The agency’s position does not account for the solicitation specific request for mitigation strategies in the event staffing fell below 75 percent since the agency was concerned with the potential impact this could have on its mission. In this regard, the question posed to vendors was what they would do if staffing fell below 75 percent, not what they would do to prevent staffing from falling below 75 percent. Given that, it was unreasonable for the agency to conclude that SecuriFense’s failure to specifically address its mitigation strategies in the event of multiple vacancies warranted a finding of decreased confidence, while DarkStar’s lack of mitigation strategies did not warrant a similar decreased confidence finding because the agency concluded that DarkStar simply would not allow staffing to fall below 75 percent.

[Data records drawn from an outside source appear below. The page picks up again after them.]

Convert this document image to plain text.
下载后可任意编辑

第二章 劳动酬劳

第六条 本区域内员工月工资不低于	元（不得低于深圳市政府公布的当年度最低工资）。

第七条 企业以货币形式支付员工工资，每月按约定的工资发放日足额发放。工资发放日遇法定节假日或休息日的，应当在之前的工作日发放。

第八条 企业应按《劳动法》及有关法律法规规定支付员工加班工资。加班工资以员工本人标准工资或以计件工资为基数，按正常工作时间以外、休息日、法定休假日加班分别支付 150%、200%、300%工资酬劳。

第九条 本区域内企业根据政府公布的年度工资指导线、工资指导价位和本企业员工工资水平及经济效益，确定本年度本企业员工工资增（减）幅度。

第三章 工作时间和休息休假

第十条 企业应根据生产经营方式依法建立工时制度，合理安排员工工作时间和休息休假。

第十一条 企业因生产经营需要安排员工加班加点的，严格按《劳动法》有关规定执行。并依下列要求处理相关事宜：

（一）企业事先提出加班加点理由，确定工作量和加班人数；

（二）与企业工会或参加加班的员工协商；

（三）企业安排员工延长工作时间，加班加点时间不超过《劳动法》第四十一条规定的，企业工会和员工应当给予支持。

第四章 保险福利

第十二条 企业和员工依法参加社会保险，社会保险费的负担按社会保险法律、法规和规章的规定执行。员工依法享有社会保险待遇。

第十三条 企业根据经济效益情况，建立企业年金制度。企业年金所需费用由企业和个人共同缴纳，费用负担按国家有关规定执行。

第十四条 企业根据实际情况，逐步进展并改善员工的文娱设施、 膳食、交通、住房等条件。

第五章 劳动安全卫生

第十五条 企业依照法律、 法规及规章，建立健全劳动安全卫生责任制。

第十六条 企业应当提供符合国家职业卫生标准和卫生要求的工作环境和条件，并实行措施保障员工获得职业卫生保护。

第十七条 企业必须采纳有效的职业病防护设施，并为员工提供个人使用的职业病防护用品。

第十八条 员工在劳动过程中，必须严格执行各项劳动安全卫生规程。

In other words, DarkStar didn't answer the mitigation strategy question either. During oral presentations, DarkStar said that they use mitigation strategies and DarkStar also said that they will never need mitigation strategies. But they never said what those mitigations strategies were. Protest sustained. Them's the breaks.
Again, though, this is the sort of thing that almost certainly would have been caught if the proposals were written proposals. Because they were oral presentations, everyone lost!
And you know, I kinda feel bad for SecuriFense and DarkStar... If you've ever interviewed for a job or done an oral presentation, you know there's a balance between (a) appearing natural and speaking like a human and (b) reading notes and answering questions like a robot. So, if the government is trying to use oral presentations because it's concerned about robots, you can imagine the impulse to lean toward being a human. But this is government contracting, and there are rules.
Who knows whether oral presentations are actually becoming more of a thing because of the prospect of LLMs writing proposals. But if it's true, if vendors want to win more government contracts, it does sure seem like humans will have to get better at being more like LLMs and less like, well, humans.
[1] I guess you could feed questions into ChatGPT during the interview, but it'd be weird. And maybe there'd be hallucinations. Who knows. I sure wouldn't try it.
[2] What is going on with the names SecuriFense and DarkStar? Look, I love Pascal Casing as much as the NextGuy but was this sort of naming convention a requirement of the HCATS vehicle or what?
[3] For the uninitiated, almost all government contractors who put together proposals use some version of "color team review." This means that some people, who don't write the proposal, serve as, like, "pink team" reviewers to help improve the proposal. It's a thing.